The northern India Kāyasths are divided into the following twelve subcastes, which are mainly of a territorial character:

(a) The Srivāstab subcaste take their name from the old town of Sravāsti, now Sahet-Mahet, in the north of the United Provinces. They are by far the most numerous subcaste both there and here. In these Provinces nearly all the Kāyasths are Srivāstabs except a few Saksenas. They are divided into two sections, Khare and Dūsre, which correspond to the Bīsa and Dasa groups of the Banias. The Khare are those of pure descent, and the Dūsre the offspring of remarried widows or other irregular alliances.

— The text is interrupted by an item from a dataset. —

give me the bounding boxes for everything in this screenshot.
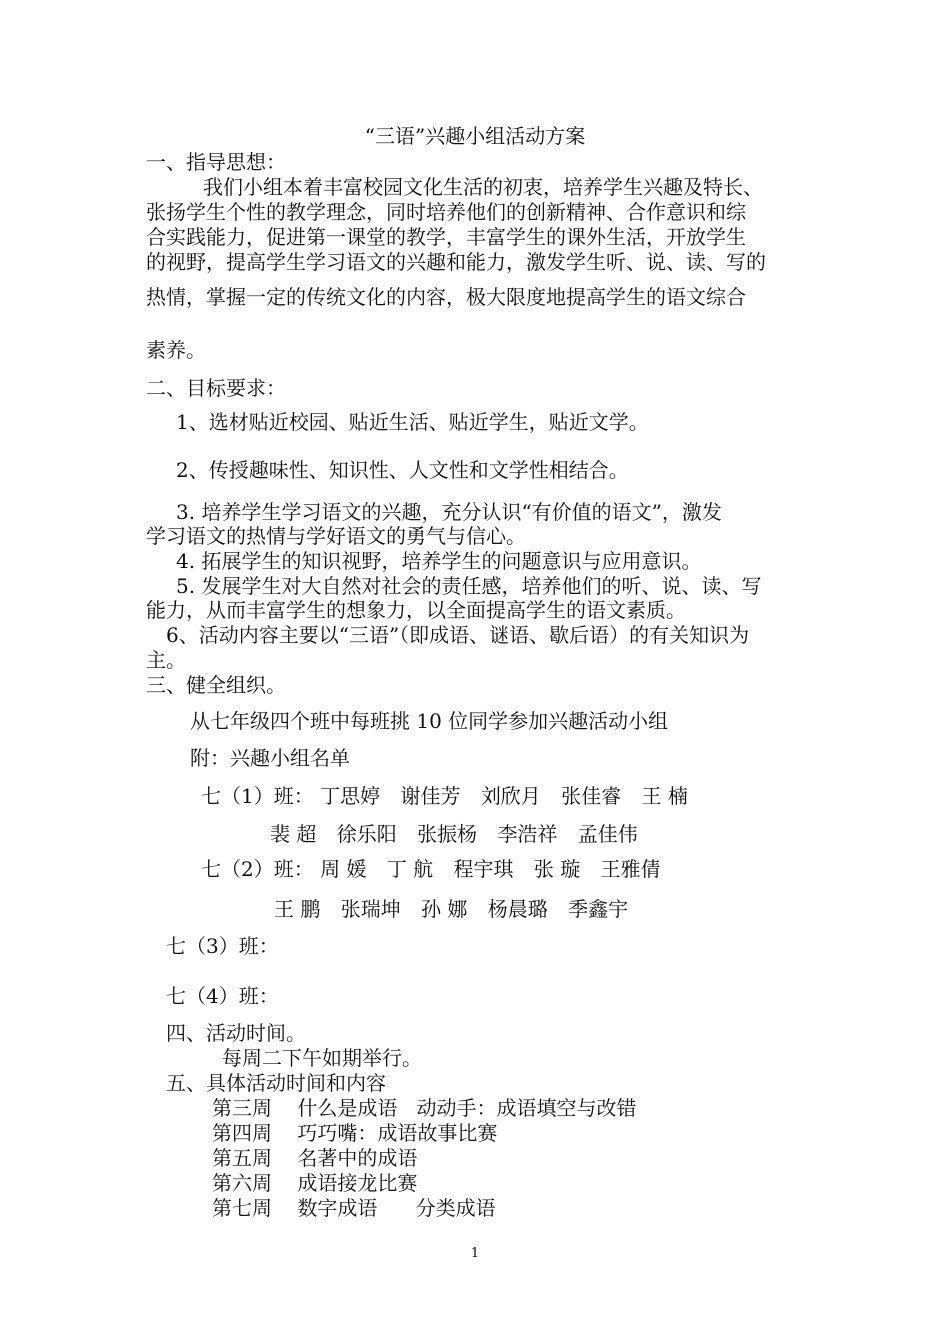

(b) The Saksena are named from the old town of Sankisa, in the Farukhābād District. They also have the Khare and Dūsre groups, and a third section called Kharua, which is said to mean pure, and is perhaps the most aristocratic. A number of Saksena Kāyasths are resident in Seoni District, where their ancestors were settled by Bakht Buland, the Gond Rāja of Deogarh in Chhīndwāra. These constituted hitherto a separate endogamous group, marrying among themselves, but since the opening of the railway negotiations have been initiated with the Saksenas of northern India, with the result that intermarriage is to be resumed between the two sections.